Thursday, August 15, 2013

To Be a Part of Something Bigger Than Yourself

One of the things I love about my wife’s family is the stories they tell whenever they get together.  When we were dating and we sat around the dinner table eating a simple meal of hot dogs and potato chips, there was also served a healthy helping of stories about when her little brother had tick fever, or the way her daddy used to drive his ’57 Chevy too fast when he was sixteen, or the time she broke her toe kicking her other brother in the shin.  There was a lot of laughter in the midst of the stories and it didn’t matter how many times they told the same stories,  I always enjoyed hearing them.

My family had stories, too; vacations at the beach, the boat trip from Brazil to Miami, life on the farm.  I thought most families were like mine until I spent time with my (eventual) wife’s family.  Their stories, like their family, were very different from ours but, like us, they enjoyed telling them. 

I learned recently that young people who have an active knowledge of their family stories are better adjusted than those who don’t.  If a child can tell you where her grandmother grew up, or knows what kind of work her grandfather did, she tends to have a higher self-esteem than those children who don’t know about their family heritage.  Children who can articulate stories about their crazy uncle, or their eccentric cousins, seem to do better in school than children who are oblivious to their lineage.  It is as if the stories of family, the ups and downs of fortune, the ins and outs of relationships, are a reminder that they are a part of something bigger than themselves and as a result, they are somehow better able to cope with the challenges they face in their own lives.

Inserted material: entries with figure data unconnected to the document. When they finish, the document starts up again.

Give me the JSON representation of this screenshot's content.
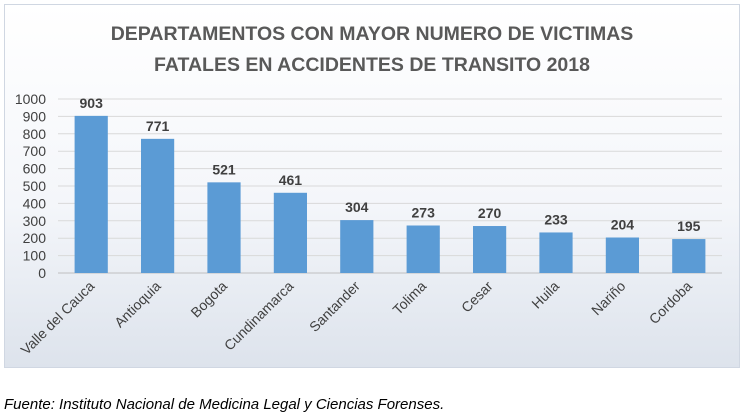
{
  "chart_data": {
    "type": "bar",
    "title_lines": [
      "DEPARTAMENTOS CON MAYOR NUMERO DE VICTIMAS",
      "FATALES EN ACCIDENTES DE TRANSITO 2018"
    ],
    "categories": [
      "Valle del Cauca",
      "Antioquia",
      "Bogota",
      "Cundinamarca",
      "Santander",
      "Tolima",
      "Cesar",
      "Huila",
      "Nariño",
      "Cordoba"
    ],
    "values": [
      903,
      771,
      521,
      461,
      304,
      273,
      270,
      233,
      204,
      195
    ],
    "ylim": [
      0,
      1000
    ],
    "yticks": [
      0,
      100,
      200,
      300,
      400,
      500,
      600,
      700,
      800,
      900,
      1000
    ],
    "grid": true,
    "bar_color": "#5b9bd5",
    "data_labels": true
  },
  "source": "Fuente: Instituto Nacional de Medicina Legal y Ciencias Forenses."
}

There is a myth in American culture that we can make it on our own without anybody’s help, and there may be rare individuals who overcome deprived backgrounds and flourish in their own lives.  But most of us who thrive do so only as a result of having been a part of a community, being part of something bigger than ourselves.


I am a part of a large community – a community that is unbound by time and space.  At the breakfast table where ancestral stories were shared, I also heard stories of Abraham and Sarah, of David and Bathsheba, of Hosea and Gomer, of Mary and Gabriel, and, of course, Jesus.  I learned that I was not only part of a family that had lived through many adventures in the 20th Century, but I was also part of a people who had suffered, endured, and thrived through millennia – a part of a story of God’s redemption of the whole of creation.  I am a part of something that is, indeed, bigger than myself.  And that something has made all the difference.  

Monday, August 5, 2013

What's Proper?

At the family breakfast table as I was growing up I received daily exposure to Bible stories as well as frequent instructions on proper grammar.  These were so constant in nature that I came to (mistakenly) assume that proper speech was integral to Christian discipleship.  Only as I later went to seminary and began to process my faith through proper theological frameworks did I realize that mature faith and a literate mind were not necessary bed partners.  Still, what’s bred in the bone, as they say . . .
So, as an ode to my mother, here are some common mispronunciations which say nothing about your character as a human being, and has no bearing on your eternal destiny, but which would grate on my mother’s nerves…
“Irregardless,” is not a word.  Leave off the “Ir,” please.
“Nauseous,” is not how you feel when feeling queasy.  Instead, you are “nauseated.” 
One does not “lay” down, one “lies” down.  As my mother would say, “Chickens lay.  People lie,” unless it is past tense then, “I lay down yesterday, while the chickens laid eggs.”  Confused?  Welcome to the English language.
When you exaggerate you are using hy-per-bo-le (le as in “lee”) --- not hy-per-bole (bole as in “bowl”).
And former President Bush notwithstanding, the word is “nu-clear,” not “new-que-ler.”
“Often,” is often pronounced with a “t” sound, but the “t” should be silent.
And salmon is eaten without an “l” so try it, “sa-mon.”
And if you cannot remember these instructions you are not suffering from “Al-timer’s” disease, or “old-timer’s” disease, but you may want to be checked for “Alz – heimer’s.”
“You’re,” means “you are.” “Your,” means something belongs to you.
“It’s,” means “it is.”  “Its,” means something belongs to it.
“There,” is a place you may be going.
“They’re,” refers to persons who may be going with you (“they are”).
“Their,” means something belongs to them.
“Who’s,” means “who is,” as in “Who is going to the movies?”
“Whose,” means something belongs to somebody, as in “Whose popcorn is this?”

You might think I am being pedantic (look it up), and I probably am, but I mean this all in fun.  Accept (not except) my apologies if you are offended, but if you learned something that will serve you in the future, my mother, God rest her soul, would say “You’re welcome.”